Bretzia Temporal range: Early Pliocene-Holocene ~4.9–0.010 Ma PreꞒ Ꞓ O S D C P T J K Pg N ↓

Scientific classification
- Kingdom: Animalia
- Phylum: Chordata
- Class: Mammalia
- Order: Artiodactyla
- Family: Cervidae
- Subfamily: Capreolinae
- Genus: †Bretzia Fry and Gustafson, 1974
- Species: †Bretzia nebrascensis Gunnell and Foral, 1994 †Bretzia pseudalces Fry and Gustafson, 1974

= Bretzia =

Extinct species of deer

Bretzia is an extinct genus of deer that was endemic to North America. Two species have been described.
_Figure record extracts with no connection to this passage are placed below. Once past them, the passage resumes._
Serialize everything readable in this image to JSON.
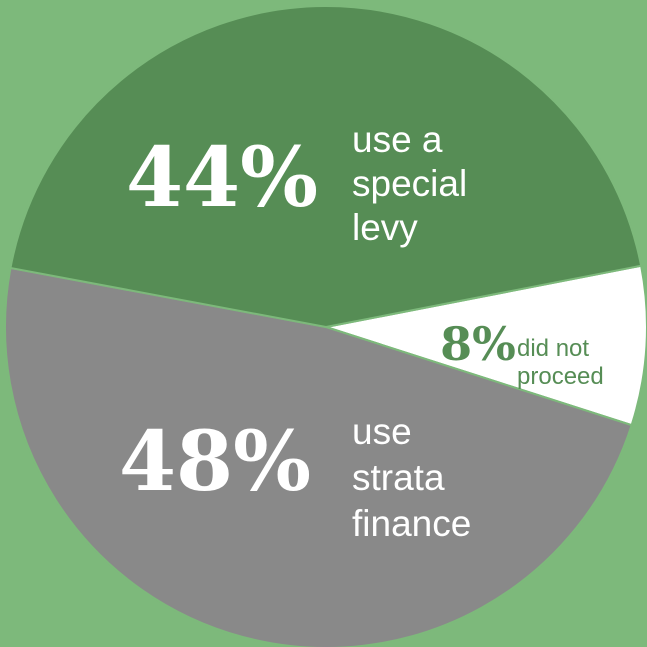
{
  "chart_data": {
    "type": "pie",
    "slices": [
      {
        "key": "special_levy",
        "value": 44,
        "percent_label": "44%",
        "label_lines": [
          "use a",
          "special",
          "levy"
        ],
        "color": "#568d55",
        "text_color": "#ffffff"
      },
      {
        "key": "did_not_proceed",
        "value": 8,
        "percent_label": "8%",
        "label_lines": [
          "did not",
          "proceed"
        ],
        "color": "#ffffff",
        "text_color": "#568d55"
      },
      {
        "key": "strata_finance",
        "value": 48,
        "percent_label": "48%",
        "label_lines": [
          "use",
          "strata",
          "finance"
        ],
        "color": "#898989",
        "text_color": "#ffffff"
      }
    ],
    "background_color": "#7db97b"
  }
}
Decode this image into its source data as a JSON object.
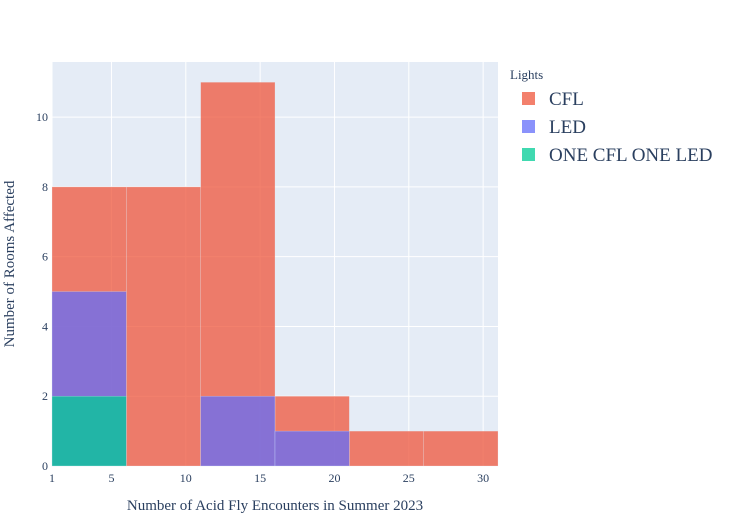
{
  "chart_data": {
    "type": "bar",
    "xlabel": "Number of Acid Fly Encounters in Summer 2023",
    "ylabel": "Number of Rooms Affected",
    "x_ticks": [
      1,
      5,
      10,
      15,
      20,
      25,
      30
    ],
    "y_ticks": [
      0,
      2,
      4,
      6,
      8,
      10
    ],
    "xlim": [
      1,
      31
    ],
    "ylim": [
      0,
      11.58
    ],
    "grid": true,
    "bins": [
      [
        1,
        6
      ],
      [
        6,
        11
      ],
      [
        11,
        16
      ],
      [
        16,
        21
      ],
      [
        21,
        26
      ],
      [
        26,
        31
      ]
    ],
    "bar_mode": "overlay",
    "legend": {
      "title": "Lights",
      "position": "right-top"
    },
    "series": [
      {
        "name": "CFL",
        "color": "#EF553B",
        "counts": [
          8,
          8,
          11,
          2,
          1,
          1
        ]
      },
      {
        "name": "LED",
        "color": "#636EFA",
        "counts": [
          5,
          0,
          2,
          1,
          0,
          0
        ]
      },
      {
        "name": "ONE CFL ONE LED",
        "color": "#00CC96",
        "counts": [
          2,
          0,
          0,
          0,
          0,
          0
        ]
      }
    ],
    "colors": {
      "plot_background": "#E5ECF6",
      "gridline": "#ffffff",
      "text": "#2a3f5f"
    }
  }
}
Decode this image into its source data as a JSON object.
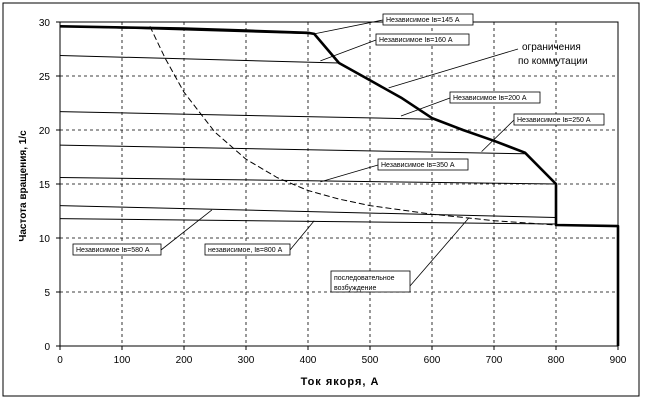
{
  "chart_data": {
    "type": "line",
    "xlabel": "Ток якоря, А",
    "ylabel": "Частота вращения, 1/с",
    "xlim": [
      0,
      900
    ],
    "ylim": [
      0,
      30
    ],
    "x_ticks": [
      "0",
      "100",
      "200",
      "300",
      "400",
      "500",
      "600",
      "700",
      "800",
      "900"
    ],
    "y_ticks": [
      "0",
      "5",
      "10",
      "15",
      "20",
      "25",
      "30"
    ],
    "grid": true,
    "series": [
      {
        "name": "Независимое Iв=145 А",
        "style": "thin",
        "x": [
          0,
          410
        ],
        "y": [
          29.6,
          28.9
        ]
      },
      {
        "name": "Независимое Iв=160 А",
        "style": "thin",
        "x": [
          0,
          450
        ],
        "y": [
          26.9,
          26.2
        ]
      },
      {
        "name": "Независимое Iв=200 А",
        "style": "thin",
        "x": [
          0,
          600
        ],
        "y": [
          21.7,
          21.0
        ]
      },
      {
        "name": "Независимое Iв=250 А",
        "style": "thin",
        "x": [
          0,
          750
        ],
        "y": [
          18.6,
          17.8
        ]
      },
      {
        "name": "Независимое Iв=350 А",
        "style": "thin",
        "x": [
          0,
          800
        ],
        "y": [
          15.6,
          15.0
        ]
      },
      {
        "name": "Независимое Iв=580 А",
        "style": "thin",
        "x": [
          0,
          800
        ],
        "y": [
          13.0,
          11.9
        ]
      },
      {
        "name": "Независимое Iв=800 А",
        "style": "thin",
        "x": [
          0,
          800
        ],
        "y": [
          11.8,
          11.3
        ]
      },
      {
        "name": "ограничения по коммутации",
        "style": "thick",
        "x": [
          0,
          100,
          200,
          300,
          400,
          410,
          450,
          500,
          550,
          600,
          650,
          700,
          750,
          800,
          800,
          900,
          900
        ],
        "y": [
          29.6,
          29.5,
          29.4,
          29.2,
          29.0,
          28.9,
          26.2,
          24.6,
          23.0,
          21.1,
          20.0,
          19.0,
          17.9,
          15.0,
          11.2,
          11.1,
          0
        ]
      },
      {
        "name": "последовательное возбуждение",
        "style": "dashed",
        "x": [
          145,
          170,
          200,
          250,
          300,
          350,
          400,
          450,
          500,
          600,
          700,
          800
        ],
        "y": [
          29.6,
          26.6,
          23.5,
          19.8,
          17.3,
          15.6,
          14.4,
          13.6,
          13.0,
          12.2,
          11.6,
          11.2
        ]
      }
    ],
    "annotations": [
      {
        "id": "iv145",
        "text": "Независимое Iв=145 А",
        "boxed": true,
        "target": [
          410,
          28.9
        ]
      },
      {
        "id": "iv160",
        "text": "Независимое Iв=160 А",
        "boxed": true,
        "target": [
          420,
          26.4
        ]
      },
      {
        "id": "comm_line1",
        "text": "ограничения",
        "boxed": false,
        "target": [
          530,
          23.9
        ]
      },
      {
        "id": "comm_line2",
        "text": "по коммутации",
        "boxed": false
      },
      {
        "id": "iv200",
        "text": "Независимое Iв=200 А",
        "boxed": true,
        "target": [
          550,
          21.3
        ]
      },
      {
        "id": "iv250",
        "text": "Независимое Iв=250 А",
        "boxed": true,
        "target": [
          680,
          18.0
        ]
      },
      {
        "id": "iv350",
        "text": "Независимое Iв=350 А",
        "boxed": true,
        "target": [
          420,
          15.2
        ]
      },
      {
        "id": "iv580",
        "text": "Независимое Iв=580 А",
        "boxed": true,
        "target": [
          245,
          12.6
        ]
      },
      {
        "id": "iv800",
        "text": "независимое, Iв=800 А",
        "boxed": true,
        "target": [
          410,
          11.6
        ]
      },
      {
        "id": "seq_line1",
        "text": "последовательное",
        "boxed": true,
        "target": [
          660,
          11.9
        ]
      },
      {
        "id": "seq_line2",
        "text": "возбуждение",
        "boxed": false
      }
    ]
  }
}
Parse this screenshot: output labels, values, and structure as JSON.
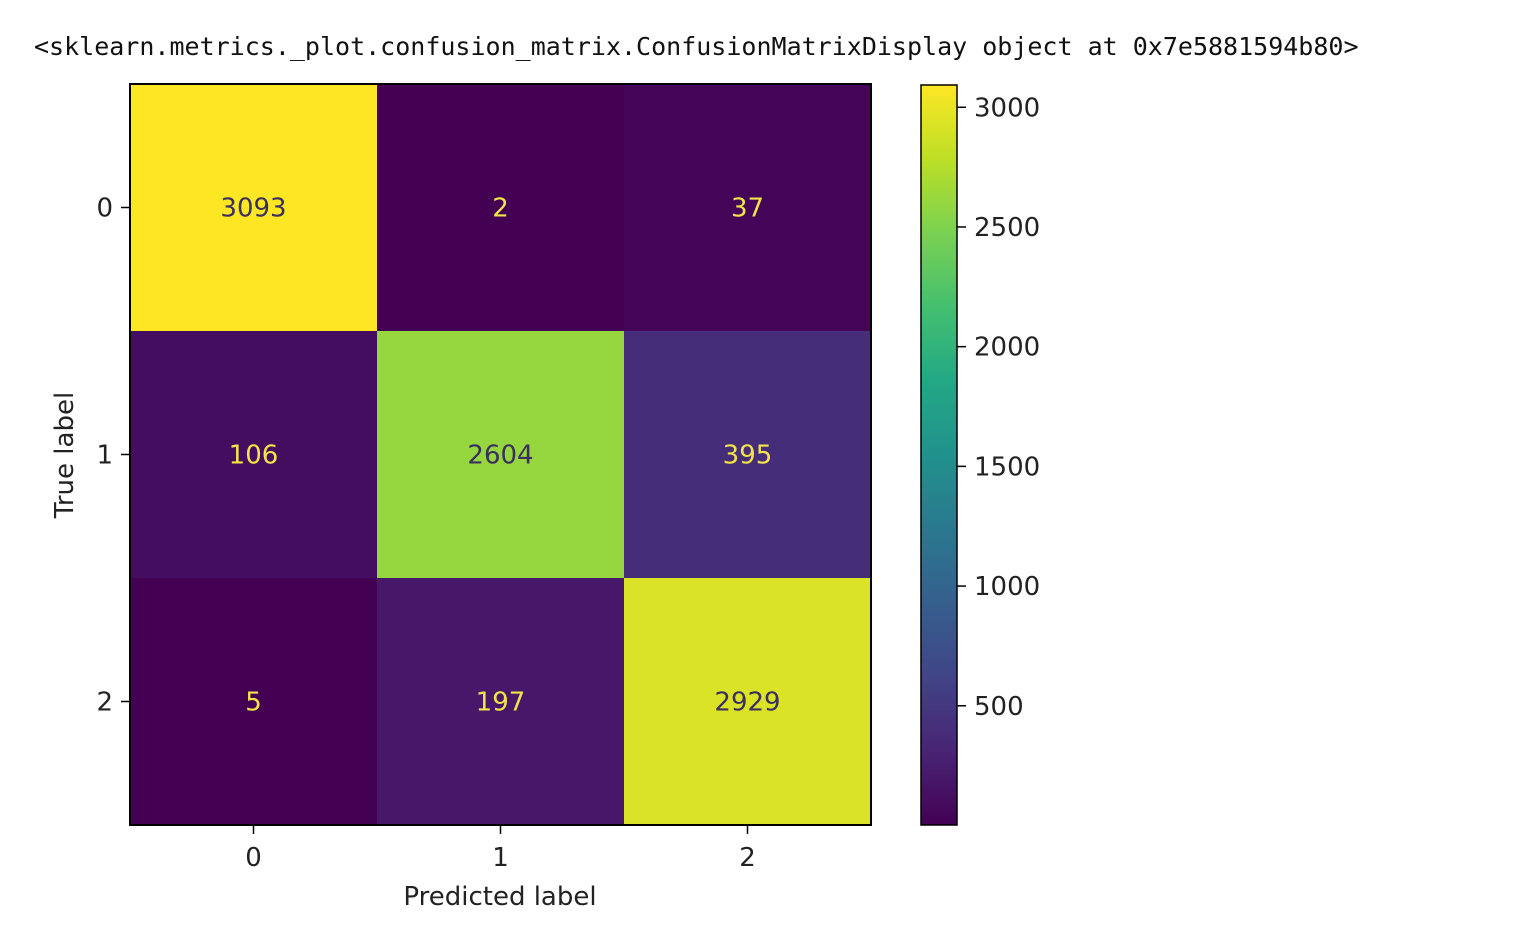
{
  "output": {
    "text": "<sklearn.metrics._plot.confusion_matrix.ConfusionMatrixDisplay object at 0x7e5881594b80>"
  },
  "chart_data": {
    "type": "heatmap",
    "xlabel": "Predicted label",
    "ylabel": "True label",
    "x_categories": [
      "0",
      "1",
      "2"
    ],
    "y_categories": [
      "0",
      "1",
      "2"
    ],
    "matrix": [
      [
        3093,
        2,
        37
      ],
      [
        106,
        2604,
        395
      ],
      [
        5,
        197,
        2929
      ]
    ],
    "colormap": "viridis",
    "colorbar": {
      "range": [
        2,
        3093
      ],
      "ticks": [
        500,
        1000,
        1500,
        2000,
        2500,
        3000
      ]
    },
    "text_color_dark": "#3b2f5e",
    "text_color_light": "#f2e34a",
    "grid": false
  }
}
== Taxonomy and evolution ==
The genus Bretzia was named in 1974 by paleontologist Eric Paul Gustafson and his colleague Willis Fry. It was named after geologist J. Harlan Bretz. Bretzia pseudalces is notable for being one of the first deer to live in North America, and one of the earliest ancestors to all New World Deer. Fossils of sister species Bretzia nebrascensis has been found in Nebraska and South Dakota. This species survived until the very end of the Pleistocene or Early Holocene (around 10,000 BP).